I thought we might begin at the beginning, and talk about your early years as a writer and how you got started. In my experience, everyone at the age of fourteen or fifteen (or a bit earlier) starts to commune with themselves and to keep notes and to keep a diary. It’s only the writers who go on with that kind of adolescent communion. Was it like that for you? Did you get the glimmer quite early on?
Elmore Leonard:Let me ask first: Do you think if I lived in Buffalo, I’d be Dickens? [Laughter]
Amis:”The Balzac of Buffalo,” perhaps. [Laughter]
Leonard:I had a desire to write very early on but I didn’t. I wrote just what I had to write in school compositions and things like that. It wasn’t until I was in college after World War II that I wrote a couple of short stories. The first one because the English instructor said, “If you enter this contest” – it was a local writers’ club within the University of Detroit – “I’ll give you a B.” I’ve always been inspired in this somewhat commercial approach toward writing. [Laughter] Which is why I chose Westerns to begin with.
In 1951, I decided to look at the field. I looked at the market, and I saw Westerns in The Saturday Evening Post , Collier’s , almost everything from the Ladies’ Home Journal down through men’s magazines and pulps. There were then at least a dozen pulps still in business, the better ones paying two cents a word. So I decided this was a market. What with all of these magazines buying short stories, this was the place to start.

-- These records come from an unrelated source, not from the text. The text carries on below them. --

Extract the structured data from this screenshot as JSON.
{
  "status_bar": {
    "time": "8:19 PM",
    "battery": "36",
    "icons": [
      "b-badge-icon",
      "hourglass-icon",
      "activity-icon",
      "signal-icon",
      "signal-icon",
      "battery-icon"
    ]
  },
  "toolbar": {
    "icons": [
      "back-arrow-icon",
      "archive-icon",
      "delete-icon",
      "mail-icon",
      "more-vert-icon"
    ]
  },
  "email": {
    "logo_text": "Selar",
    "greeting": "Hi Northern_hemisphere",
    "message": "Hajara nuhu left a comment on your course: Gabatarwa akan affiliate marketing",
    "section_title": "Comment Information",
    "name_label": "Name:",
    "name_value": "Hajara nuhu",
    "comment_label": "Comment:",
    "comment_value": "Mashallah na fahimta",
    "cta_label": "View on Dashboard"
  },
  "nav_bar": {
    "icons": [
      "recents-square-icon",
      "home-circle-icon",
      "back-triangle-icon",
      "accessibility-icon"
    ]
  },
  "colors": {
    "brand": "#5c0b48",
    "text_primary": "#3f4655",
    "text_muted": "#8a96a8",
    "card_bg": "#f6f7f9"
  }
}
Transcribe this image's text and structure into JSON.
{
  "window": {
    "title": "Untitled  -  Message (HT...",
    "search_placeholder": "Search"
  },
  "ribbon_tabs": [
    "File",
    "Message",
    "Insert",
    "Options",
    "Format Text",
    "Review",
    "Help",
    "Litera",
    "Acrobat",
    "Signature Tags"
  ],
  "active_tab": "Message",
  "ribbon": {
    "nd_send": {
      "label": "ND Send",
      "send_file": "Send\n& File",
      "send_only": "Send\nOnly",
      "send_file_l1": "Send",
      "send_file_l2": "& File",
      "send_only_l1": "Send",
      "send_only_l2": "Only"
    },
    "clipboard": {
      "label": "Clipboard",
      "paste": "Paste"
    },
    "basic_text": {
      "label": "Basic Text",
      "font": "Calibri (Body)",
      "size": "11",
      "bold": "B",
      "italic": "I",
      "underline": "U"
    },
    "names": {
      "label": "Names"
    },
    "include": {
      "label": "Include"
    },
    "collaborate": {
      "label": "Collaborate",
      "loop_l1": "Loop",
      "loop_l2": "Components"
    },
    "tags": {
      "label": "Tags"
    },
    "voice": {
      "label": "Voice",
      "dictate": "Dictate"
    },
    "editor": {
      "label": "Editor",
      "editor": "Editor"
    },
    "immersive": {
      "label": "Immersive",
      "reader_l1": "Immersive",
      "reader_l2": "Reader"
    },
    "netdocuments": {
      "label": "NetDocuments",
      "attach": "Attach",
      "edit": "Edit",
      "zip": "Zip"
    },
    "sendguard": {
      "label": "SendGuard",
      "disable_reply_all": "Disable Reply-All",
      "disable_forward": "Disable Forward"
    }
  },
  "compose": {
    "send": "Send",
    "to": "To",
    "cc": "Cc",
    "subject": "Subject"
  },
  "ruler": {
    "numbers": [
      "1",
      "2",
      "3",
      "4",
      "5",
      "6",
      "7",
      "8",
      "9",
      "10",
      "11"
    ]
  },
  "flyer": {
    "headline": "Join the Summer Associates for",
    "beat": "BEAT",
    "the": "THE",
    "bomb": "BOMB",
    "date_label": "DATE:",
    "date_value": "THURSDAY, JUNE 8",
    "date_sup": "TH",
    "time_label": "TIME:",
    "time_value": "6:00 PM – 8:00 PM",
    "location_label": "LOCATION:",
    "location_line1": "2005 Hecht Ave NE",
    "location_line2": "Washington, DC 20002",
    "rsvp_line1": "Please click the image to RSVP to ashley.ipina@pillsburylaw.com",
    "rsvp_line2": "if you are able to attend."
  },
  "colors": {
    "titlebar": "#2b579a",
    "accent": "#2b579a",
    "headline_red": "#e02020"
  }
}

And because I liked Western movies a lot, and I wanted to sell to Hollywood right away and make some money, I approached this with a desire to write but also to make as much money as I could doing it. I didn’t see anything wrong with that at all. I think the third one sold, and that was it. After that, they’ve all sold since then. But then the market dried up, and I had to switch to crime.
Amis:You were also, as I understand, writing commentaries for educational films and industrial movies.
Leonard:Yes, industrial movies about air pollution, building highways, Encyclopaedia Britannica , geography, and history movies. I did about a dozen of those – the settlement of the Mississippi Valley, the French and Indian War, the Danube, Puerto Rico. I think they were twenty-seven-minute movies. I did that right after I had left an ad agency where I was writing Chevrolet ads, which drove me crazy. Because you had to write real cute then. I had a lot of trouble with that. I could do truck ads, but I couldn’t do convertibles at all. [Laughter] So I got out of that. But I still had to make a living. So I got into the industrial movies and a little freelance advertising.
Amis:But the breakthrough was Hombre , was it not?
Leonard:Yes, the sale to the movies. Because the book itself I wrote in ’59, and by then the market was so weak. I was getting $4,000 for a paperback, for example. And that one sold for $1,250, and it took two years to sell it. I didn’t get that much for the movie rights, either, four or five years later. That was when I got back into fiction writing.
Amis:How do you feel when a book of yours goes through the treadmill of being turned into a movie? It’s happened to me once, in my first novel, The Rachel Papers , and I thought, “Whatever they do to it, the book will still be there.”